08 September 2006

BMO Co-Managing China Merchants IPO

  
The Globe and Mail, Sinclair Stewart, 8 September 2006

Bank of Montreal's slow but steady march into the Chinese financial sector has earned it another high-profile investment banking assignment, this time as a co-manager on China Merchants Bank's impending $2.7-billion (U.S.) initial public offering, according to people familiar with the matter.

With China's financial industry poised to face more foreign competition by the end of the year, its banks are rushing to the public markets with a flurry of huge IPOs, raising tens of billions of dollars from investors who want an easy way to profit from the country's economic growth.

So far, BMO is the only Canadian bank that has played a role in these offerings. It was one of several global advisers that helped lead Bank of China's $11.2-billion IPO in June, and is expected to be angling for an even bigger prize next month: a chance to be part of the highly anticipated IPO for Industrial and Commercial Bank of China, which some industry observers expect could fetch as much as $19-billion, making it the largest stock offering in history.

BMO received a small chunk of the Bank of China issue to sell to Canadian institutional investors, and is expected to do the same with China Merchants through a private placement. The bank's capital markets strategy in China is to court clients in the mining, energy, forest products and financial services industries, and market their shares to a Canadian audience.

"We want to bring Chinese companies to Canada," explained Peter Miller, a managing director in the equity capital markets business at BMO Nesbitt Burns Inc. "We see these deals being large global offerings, especially with the Bank of China as a branded name that Canadian investors will know."

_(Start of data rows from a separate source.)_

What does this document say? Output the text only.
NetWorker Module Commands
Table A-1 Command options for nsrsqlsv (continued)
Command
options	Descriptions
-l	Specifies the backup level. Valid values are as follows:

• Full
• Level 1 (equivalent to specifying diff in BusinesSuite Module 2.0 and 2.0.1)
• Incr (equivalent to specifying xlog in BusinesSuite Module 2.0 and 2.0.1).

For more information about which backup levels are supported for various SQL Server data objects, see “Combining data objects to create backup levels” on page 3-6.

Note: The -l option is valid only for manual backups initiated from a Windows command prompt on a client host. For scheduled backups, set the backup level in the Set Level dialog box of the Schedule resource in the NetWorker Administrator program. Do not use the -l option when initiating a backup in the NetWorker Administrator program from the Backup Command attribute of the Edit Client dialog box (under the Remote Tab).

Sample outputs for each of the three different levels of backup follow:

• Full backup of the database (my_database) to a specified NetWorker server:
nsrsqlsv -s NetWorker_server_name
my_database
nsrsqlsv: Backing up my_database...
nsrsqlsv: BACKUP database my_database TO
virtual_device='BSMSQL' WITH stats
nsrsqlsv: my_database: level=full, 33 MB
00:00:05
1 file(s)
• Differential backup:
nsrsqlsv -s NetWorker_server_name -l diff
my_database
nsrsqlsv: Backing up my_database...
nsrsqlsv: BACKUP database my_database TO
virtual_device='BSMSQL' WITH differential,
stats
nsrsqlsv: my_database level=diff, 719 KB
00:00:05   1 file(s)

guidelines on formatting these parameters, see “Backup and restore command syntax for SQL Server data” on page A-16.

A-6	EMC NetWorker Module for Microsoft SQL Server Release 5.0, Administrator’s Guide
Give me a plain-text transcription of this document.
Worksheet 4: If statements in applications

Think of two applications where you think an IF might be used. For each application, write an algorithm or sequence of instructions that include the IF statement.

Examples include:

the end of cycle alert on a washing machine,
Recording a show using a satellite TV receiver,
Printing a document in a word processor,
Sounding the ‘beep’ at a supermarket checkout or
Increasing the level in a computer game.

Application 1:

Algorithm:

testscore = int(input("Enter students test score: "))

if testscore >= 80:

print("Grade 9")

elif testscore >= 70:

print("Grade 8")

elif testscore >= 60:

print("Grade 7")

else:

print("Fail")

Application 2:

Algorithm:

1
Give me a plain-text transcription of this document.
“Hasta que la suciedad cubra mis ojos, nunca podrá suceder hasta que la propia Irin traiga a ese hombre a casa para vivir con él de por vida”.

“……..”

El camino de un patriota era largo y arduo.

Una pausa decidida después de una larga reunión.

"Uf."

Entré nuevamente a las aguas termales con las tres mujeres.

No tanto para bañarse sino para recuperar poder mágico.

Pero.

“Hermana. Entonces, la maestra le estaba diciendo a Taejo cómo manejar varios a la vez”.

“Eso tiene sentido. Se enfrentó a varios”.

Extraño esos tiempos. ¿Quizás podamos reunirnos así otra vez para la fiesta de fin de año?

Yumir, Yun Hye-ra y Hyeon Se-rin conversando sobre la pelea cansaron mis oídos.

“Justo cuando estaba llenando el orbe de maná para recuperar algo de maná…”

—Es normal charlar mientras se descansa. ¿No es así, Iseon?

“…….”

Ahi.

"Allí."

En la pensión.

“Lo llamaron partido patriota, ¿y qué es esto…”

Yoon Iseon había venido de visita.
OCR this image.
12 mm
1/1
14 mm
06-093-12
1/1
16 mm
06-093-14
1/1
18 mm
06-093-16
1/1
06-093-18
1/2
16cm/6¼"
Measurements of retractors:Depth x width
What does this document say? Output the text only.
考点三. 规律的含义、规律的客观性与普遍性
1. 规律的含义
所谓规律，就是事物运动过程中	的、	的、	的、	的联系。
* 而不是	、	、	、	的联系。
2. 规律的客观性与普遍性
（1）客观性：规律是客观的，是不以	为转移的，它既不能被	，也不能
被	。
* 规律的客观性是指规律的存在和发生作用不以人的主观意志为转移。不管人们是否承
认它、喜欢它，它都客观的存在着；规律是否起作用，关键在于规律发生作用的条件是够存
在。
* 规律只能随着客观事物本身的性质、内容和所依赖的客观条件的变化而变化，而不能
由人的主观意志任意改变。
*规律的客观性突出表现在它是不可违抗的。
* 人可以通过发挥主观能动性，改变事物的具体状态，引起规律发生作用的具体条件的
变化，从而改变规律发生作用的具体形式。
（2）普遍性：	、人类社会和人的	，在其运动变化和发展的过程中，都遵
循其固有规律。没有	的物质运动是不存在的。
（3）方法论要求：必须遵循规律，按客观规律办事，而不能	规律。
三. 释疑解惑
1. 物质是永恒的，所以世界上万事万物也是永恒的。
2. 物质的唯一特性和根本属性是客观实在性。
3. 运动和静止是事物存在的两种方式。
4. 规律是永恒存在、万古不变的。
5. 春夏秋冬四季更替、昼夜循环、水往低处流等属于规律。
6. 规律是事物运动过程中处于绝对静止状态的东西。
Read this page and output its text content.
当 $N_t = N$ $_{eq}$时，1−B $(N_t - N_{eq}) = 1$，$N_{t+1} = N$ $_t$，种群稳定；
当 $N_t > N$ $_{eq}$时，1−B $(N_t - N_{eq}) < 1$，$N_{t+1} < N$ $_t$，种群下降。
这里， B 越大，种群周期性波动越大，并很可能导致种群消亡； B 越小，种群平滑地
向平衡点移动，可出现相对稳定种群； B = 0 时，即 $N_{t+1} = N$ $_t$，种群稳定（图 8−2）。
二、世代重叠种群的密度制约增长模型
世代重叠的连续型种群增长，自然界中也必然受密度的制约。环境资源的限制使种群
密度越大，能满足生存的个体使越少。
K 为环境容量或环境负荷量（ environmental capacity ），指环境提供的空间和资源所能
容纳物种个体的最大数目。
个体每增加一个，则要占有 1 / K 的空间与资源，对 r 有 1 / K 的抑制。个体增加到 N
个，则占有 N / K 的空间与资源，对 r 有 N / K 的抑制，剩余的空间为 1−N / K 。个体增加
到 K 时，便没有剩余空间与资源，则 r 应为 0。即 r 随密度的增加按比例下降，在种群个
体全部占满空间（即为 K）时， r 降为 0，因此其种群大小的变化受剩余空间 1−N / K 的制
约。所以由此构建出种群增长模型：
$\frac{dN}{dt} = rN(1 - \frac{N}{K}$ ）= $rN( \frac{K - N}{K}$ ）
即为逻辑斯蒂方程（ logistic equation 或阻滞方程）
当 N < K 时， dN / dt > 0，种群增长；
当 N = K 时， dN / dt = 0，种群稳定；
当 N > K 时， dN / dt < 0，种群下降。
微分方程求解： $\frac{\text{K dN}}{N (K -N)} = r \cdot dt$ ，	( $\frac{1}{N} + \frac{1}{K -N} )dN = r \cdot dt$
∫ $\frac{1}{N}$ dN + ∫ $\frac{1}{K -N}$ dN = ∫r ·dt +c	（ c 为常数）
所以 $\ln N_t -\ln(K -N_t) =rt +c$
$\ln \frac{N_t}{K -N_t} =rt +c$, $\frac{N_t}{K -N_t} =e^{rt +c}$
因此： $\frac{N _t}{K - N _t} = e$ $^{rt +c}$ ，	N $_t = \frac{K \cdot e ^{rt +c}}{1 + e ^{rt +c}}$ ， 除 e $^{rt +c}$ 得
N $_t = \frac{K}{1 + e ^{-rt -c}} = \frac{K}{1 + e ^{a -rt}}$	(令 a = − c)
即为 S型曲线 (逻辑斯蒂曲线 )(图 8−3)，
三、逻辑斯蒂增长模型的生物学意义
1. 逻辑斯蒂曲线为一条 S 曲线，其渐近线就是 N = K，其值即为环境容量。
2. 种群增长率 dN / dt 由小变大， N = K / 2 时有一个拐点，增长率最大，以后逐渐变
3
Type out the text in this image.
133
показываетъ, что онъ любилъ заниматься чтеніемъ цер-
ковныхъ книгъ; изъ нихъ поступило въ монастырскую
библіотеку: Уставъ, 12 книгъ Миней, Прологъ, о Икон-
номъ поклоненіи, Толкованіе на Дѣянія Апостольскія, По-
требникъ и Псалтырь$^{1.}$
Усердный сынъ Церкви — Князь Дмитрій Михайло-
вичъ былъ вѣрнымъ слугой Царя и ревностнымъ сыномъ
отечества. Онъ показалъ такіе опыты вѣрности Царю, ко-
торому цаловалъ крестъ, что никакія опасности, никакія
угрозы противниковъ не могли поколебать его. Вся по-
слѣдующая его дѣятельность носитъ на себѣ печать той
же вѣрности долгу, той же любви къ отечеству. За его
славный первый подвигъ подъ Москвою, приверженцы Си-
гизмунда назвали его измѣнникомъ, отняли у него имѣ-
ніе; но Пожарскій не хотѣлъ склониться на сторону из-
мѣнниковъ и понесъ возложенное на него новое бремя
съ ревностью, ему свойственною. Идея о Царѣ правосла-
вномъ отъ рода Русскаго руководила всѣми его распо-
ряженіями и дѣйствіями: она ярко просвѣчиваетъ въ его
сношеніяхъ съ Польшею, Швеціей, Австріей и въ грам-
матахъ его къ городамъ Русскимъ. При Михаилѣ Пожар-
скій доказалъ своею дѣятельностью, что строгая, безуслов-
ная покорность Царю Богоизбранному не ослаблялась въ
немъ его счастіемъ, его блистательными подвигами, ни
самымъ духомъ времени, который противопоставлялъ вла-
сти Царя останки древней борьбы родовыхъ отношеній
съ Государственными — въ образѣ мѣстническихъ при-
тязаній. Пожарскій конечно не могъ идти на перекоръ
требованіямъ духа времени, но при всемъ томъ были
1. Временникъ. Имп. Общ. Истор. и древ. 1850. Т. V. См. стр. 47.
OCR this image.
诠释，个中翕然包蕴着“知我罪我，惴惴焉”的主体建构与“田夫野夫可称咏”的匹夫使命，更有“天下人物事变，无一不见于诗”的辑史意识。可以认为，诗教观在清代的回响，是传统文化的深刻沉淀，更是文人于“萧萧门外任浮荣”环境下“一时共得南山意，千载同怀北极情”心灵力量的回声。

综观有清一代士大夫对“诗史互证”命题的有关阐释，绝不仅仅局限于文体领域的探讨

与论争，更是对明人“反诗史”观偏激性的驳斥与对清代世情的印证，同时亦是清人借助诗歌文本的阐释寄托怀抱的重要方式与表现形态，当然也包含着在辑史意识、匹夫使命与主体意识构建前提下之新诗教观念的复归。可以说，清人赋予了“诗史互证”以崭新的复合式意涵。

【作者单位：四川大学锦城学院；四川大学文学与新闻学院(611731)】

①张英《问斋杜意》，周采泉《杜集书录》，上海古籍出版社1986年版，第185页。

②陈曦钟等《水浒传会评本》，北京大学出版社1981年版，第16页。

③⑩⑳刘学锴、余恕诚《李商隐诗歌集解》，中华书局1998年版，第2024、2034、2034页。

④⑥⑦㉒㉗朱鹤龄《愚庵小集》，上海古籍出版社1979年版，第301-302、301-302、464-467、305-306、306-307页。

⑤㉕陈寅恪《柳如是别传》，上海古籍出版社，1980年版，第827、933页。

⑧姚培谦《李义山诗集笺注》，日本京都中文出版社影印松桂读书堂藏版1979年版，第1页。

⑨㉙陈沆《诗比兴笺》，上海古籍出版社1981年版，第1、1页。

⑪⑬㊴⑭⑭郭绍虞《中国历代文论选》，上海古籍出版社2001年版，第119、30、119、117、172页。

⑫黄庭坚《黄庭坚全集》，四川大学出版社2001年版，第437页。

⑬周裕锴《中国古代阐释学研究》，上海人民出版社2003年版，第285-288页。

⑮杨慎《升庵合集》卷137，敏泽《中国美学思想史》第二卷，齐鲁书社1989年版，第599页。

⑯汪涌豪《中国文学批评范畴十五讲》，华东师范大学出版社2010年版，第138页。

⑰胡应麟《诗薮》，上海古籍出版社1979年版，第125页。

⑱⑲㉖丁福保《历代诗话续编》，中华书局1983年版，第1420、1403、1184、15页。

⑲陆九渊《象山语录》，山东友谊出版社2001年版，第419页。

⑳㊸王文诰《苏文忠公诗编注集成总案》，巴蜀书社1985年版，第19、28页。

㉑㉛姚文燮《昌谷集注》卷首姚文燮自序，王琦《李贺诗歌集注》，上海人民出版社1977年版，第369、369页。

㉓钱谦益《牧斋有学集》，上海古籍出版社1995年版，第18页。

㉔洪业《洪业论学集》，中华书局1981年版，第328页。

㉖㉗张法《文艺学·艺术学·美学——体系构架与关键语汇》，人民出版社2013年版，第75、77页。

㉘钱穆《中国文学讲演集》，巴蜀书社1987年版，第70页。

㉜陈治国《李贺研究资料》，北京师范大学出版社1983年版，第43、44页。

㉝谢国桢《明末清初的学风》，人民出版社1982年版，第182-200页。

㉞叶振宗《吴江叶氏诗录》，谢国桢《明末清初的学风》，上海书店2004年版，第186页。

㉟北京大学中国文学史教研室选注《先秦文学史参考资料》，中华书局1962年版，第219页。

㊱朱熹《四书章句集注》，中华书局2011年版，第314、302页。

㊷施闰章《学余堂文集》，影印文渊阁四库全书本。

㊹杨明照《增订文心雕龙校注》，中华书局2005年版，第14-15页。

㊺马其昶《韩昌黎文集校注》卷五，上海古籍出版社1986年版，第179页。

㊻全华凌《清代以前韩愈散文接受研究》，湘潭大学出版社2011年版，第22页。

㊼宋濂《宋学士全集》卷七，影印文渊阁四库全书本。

Mr. Miller declined to comment on BMO's potential involvement with the China Merchants Bank offering. But he said the bank has been making a "serious effort" building relationships in China -- so serious, in fact, that he flew there last winter to have a lengthy meeting with Bank of China officials.

For the major U.S. firms like JPMorgan Chase & Co. and Merrill Lynch & Co., which tend to lead these underwriting mandates, the rush of Chinese bank IPOs can be very lucrative. For BMO, which occupies a more junior role, the chance to be part of a syndicate is less about immediate financial gain than it is about building up credibility in the Chinese market.

China Merchants Bank, the country's sixth-largest lender, kicked off a road show for its offering this week, and is expected to begin trading in Hong Kong on Sept. 22. It trades in mainland China on the Shanghai Stock Exchange.

China Construction Bank, which, like Bank of China and ICBC, is one of the dominant state-run banks, kicked off the IPO scramble last fall with a $9.2-billion offering.

Shares of all these companies have performed well since their public debut, and there is no sign demand is ebbing. The persistent doubts about the quality of management at these banks and the health of their loan books has been more than offset by hopes of cashing in on the economic promise of the world's largest country.

"There were billion-dollar-plus orders from Saudi princes, and huge demand coming out of Hong Kong retail," Mr. Miller said of the Bank of China offer.

Though smaller than the Big Four, China Merchants is widely viewed as one of the most efficient banks in the country. It was only formed in 1987, and so it has far fewer problems with non-performing loans -- the byproduct of a banking system that functioned as a lending vehicle for state-run enterprise.